Static link – This comes into picture for the programming languages that support nested functions. When a function (nested function) is defined within another function (enclosing function), the nested function may need to access the variables of the enclosing function. Therefore, the nested function’s stack frame should be able to access the enclosing function’s frame. This made possible by static link which points to the address of the enclosing function’s frame.

How it works?

The working of stack differs with different programming languages. Programming languages like C, doesn’t support nested functions and they dont need static link. Programming lanuages like Pascal support nested functions and they use static link. There are programming languages like ML and Scheme which support both nested functions and function-valued variables (ie., a function returned as a result of another function). I am not aware of how these function calls work. I have discussed the working only for programming languages that support nested functions.

Consider a pseudo-C code: (This doesn’t work in C. Just using a comfortable syntax.)

int foo (int arg1)
{
int f (int arg2)
{
int i=10;
return arg2 * i;
}
int g(int arg3)
{
return f(arg3);
}
return g(arg1);
}

f and g are nested functions of foo. foo invokes g which inturn invokes f.

Stack frame working
Stack frame – working
When the function foo invokes function g, the argument arg3 is pushed into the stack.

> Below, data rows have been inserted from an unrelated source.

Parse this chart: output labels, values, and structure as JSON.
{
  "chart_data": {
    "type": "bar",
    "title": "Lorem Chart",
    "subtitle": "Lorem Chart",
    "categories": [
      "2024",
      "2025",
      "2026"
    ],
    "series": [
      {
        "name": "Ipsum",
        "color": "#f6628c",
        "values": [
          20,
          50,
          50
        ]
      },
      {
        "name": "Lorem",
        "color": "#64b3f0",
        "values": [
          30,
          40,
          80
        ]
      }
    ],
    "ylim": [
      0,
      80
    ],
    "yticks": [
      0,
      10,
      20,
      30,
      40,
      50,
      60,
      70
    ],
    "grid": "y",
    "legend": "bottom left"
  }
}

A new section memory is allocated for the function g and the stack pointer points to the highest unused address. The frame pointer points to where stack pointer was. The old frame pointer is pushed ie., 1. The static link which points to the address of the enclosing function foo is pushed, ie., 1. The return address is pushed ie., to foo.

Then when the function f is invoked the argument arg2 is pushed. Now the frame pointer points to where the stack pointer was. The old FP is pushed ie., 3. The static link pointing to foo is pushed ie., 1. The return address is pushed ie., to g. Then the local variable i is pushed.

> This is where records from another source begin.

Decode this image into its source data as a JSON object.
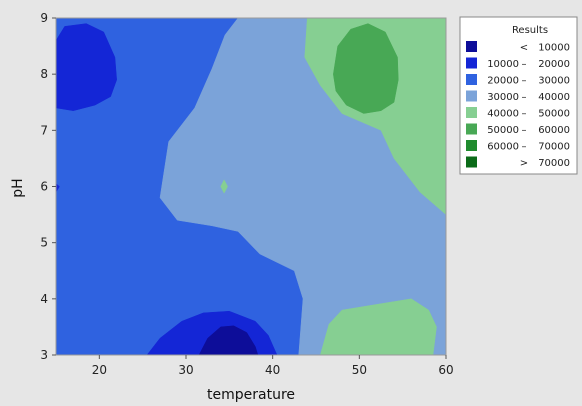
{
  "chart_data": {
    "type": "contour",
    "xlabel": "temperature",
    "ylabel": "pH",
    "xlim": [
      15,
      60
    ],
    "ylim": [
      3,
      9
    ],
    "x_ticks": [
      20,
      30,
      40,
      50,
      60
    ],
    "y_ticks": [
      3,
      4,
      5,
      6,
      7,
      8,
      9
    ],
    "legend": {
      "title": "Results",
      "placement": "top-right-outside",
      "items": [
        {
          "op": "<",
          "lo": "",
          "dash": "",
          "hi": "10000",
          "color": "#0d0d99"
        },
        {
          "op": "",
          "lo": "10000",
          "dash": "–",
          "hi": "20000",
          "color": "#1426d6"
        },
        {
          "op": "",
          "lo": "20000",
          "dash": "–",
          "hi": "30000",
          "color": "#2f62e0"
        },
        {
          "op": "",
          "lo": "30000",
          "dash": "–",
          "hi": "40000",
          "color": "#7ba3d9"
        },
        {
          "op": "",
          "lo": "40000",
          "dash": "–",
          "hi": "50000",
          "color": "#86cf92"
        },
        {
          "op": "",
          "lo": "50000",
          "dash": "–",
          "hi": "60000",
          "color": "#48a855"
        },
        {
          "op": "",
          "lo": "60000",
          "dash": "–",
          "hi": "70000",
          "color": "#1f8b2e"
        },
        {
          "op": ">",
          "lo": "",
          "dash": "",
          "hi": "70000",
          "color": "#0b6b18"
        }
      ]
    },
    "regions": [
      {
        "band": "20000 – 30000",
        "color": "#2f62e0",
        "points": [
          [
            15,
            3
          ],
          [
            60,
            3
          ],
          [
            60,
            9
          ],
          [
            15,
            9
          ]
        ]
      },
      {
        "band": "30000 – 40000",
        "color": "#7ba3d9",
        "points": [
          [
            36,
            9
          ],
          [
            60,
            9
          ],
          [
            60,
            3
          ],
          [
            43,
            3
          ],
          [
            43.5,
            4
          ],
          [
            42.5,
            4.5
          ],
          [
            38.5,
            4.8
          ],
          [
            36,
            5.2
          ],
          [
            33,
            5.3
          ],
          [
            29,
            5.4
          ],
          [
            27,
            5.8
          ],
          [
            28,
            6.8
          ],
          [
            31,
            7.4
          ],
          [
            33,
            8.1
          ],
          [
            34.5,
            8.7
          ],
          [
            36,
            9
          ]
        ]
      },
      {
        "band": "40000 – 50000",
        "color": "#86cf92",
        "points": [
          [
            44,
            9
          ],
          [
            60,
            9
          ],
          [
            60,
            5.5
          ],
          [
            57,
            5.9
          ],
          [
            54,
            6.5
          ],
          [
            52.5,
            7
          ],
          [
            48,
            7.3
          ],
          [
            45.5,
            7.8
          ],
          [
            43.7,
            8.3
          ],
          [
            44,
            9
          ]
        ]
      },
      {
        "band": "40000 – 50000",
        "color": "#86cf92",
        "points": [
          [
            45.5,
            3
          ],
          [
            58.5,
            3
          ],
          [
            58.9,
            3.5
          ],
          [
            58,
            3.8
          ],
          [
            56,
            4
          ],
          [
            52,
            3.9
          ],
          [
            48,
            3.8
          ],
          [
            46.5,
            3.55
          ],
          [
            45.5,
            3
          ]
        ]
      },
      {
        "band": "40000 – 50000",
        "color": "#86cf92",
        "points": [
          [
            34,
            6
          ],
          [
            34.4,
            6.12
          ],
          [
            34.8,
            6
          ],
          [
            34.4,
            5.88
          ],
          [
            34,
            6
          ]
        ]
      },
      {
        "band": "50000 – 60000",
        "color": "#48a855",
        "points": [
          [
            47,
            8
          ],
          [
            47.5,
            8.5
          ],
          [
            49,
            8.8
          ],
          [
            51,
            8.9
          ],
          [
            53,
            8.75
          ],
          [
            54.4,
            8.3
          ],
          [
            54.5,
            7.9
          ],
          [
            54,
            7.5
          ],
          [
            52.5,
            7.35
          ],
          [
            50.5,
            7.3
          ],
          [
            48.5,
            7.45
          ],
          [
            47.3,
            7.7
          ],
          [
            47,
            8
          ]
        ]
      },
      {
        "band": "10000 – 20000",
        "color": "#1426d6",
        "points": [
          [
            15,
            8.6
          ],
          [
            16,
            8.85
          ],
          [
            18.5,
            8.9
          ],
          [
            20.5,
            8.75
          ],
          [
            21.8,
            8.3
          ],
          [
            22,
            7.9
          ],
          [
            21.3,
            7.6
          ],
          [
            19.5,
            7.45
          ],
          [
            17,
            7.35
          ],
          [
            15,
            7.4
          ]
        ]
      },
      {
        "band": "10000 – 20000",
        "color": "#1426d6",
        "points": [
          [
            25.5,
            3
          ],
          [
            27,
            3.3
          ],
          [
            29.5,
            3.6
          ],
          [
            32,
            3.75
          ],
          [
            35,
            3.78
          ],
          [
            38,
            3.6
          ],
          [
            39.5,
            3.35
          ],
          [
            40.5,
            3
          ],
          [
            25.5,
            3
          ]
        ]
      },
      {
        "band": "10000 – 20000",
        "color": "#1426d6",
        "points": [
          [
            15,
            6.05
          ],
          [
            15.4,
            6
          ],
          [
            15,
            5.9
          ]
        ]
      },
      {
        "band": "< 10000",
        "color": "#0d0d99",
        "points": [
          [
            31.5,
            3
          ],
          [
            32.5,
            3.3
          ],
          [
            34,
            3.5
          ],
          [
            35.5,
            3.52
          ],
          [
            37,
            3.4
          ],
          [
            38,
            3.15
          ],
          [
            38.3,
            3
          ],
          [
            31.5,
            3
          ]
        ]
      }
    ]
  }
}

When the function f returns. The stack pointer points to where stack pointer was and the frame pointer points to the address stored as old FP in f’s stack frame.

This simply doesn’t work with languages like ML and scheme because in those, the local variables should not be destroyed while the function returns! as they may be required for the nested callee function.

How recursive functions work?

The recursive functions work in same way as the other functions. For every recursive call a new stack frame of the function is created. But this avoided in tail recursive calls in functional languages. In tail recursive call, each recursive call is made to loop to the same stack frame.

Stack overflow

When the stack pointer goes below the stack limit, then there’s stack overflow. The most common cause for stack overflow is the infinite loop in the recursive function calls. Imagine if a function is invoked recursively for infinite times, a stack frame gets appended for every recursive call and at one point the stack pointer goes below the stack limit and thus a stack overflow is caused.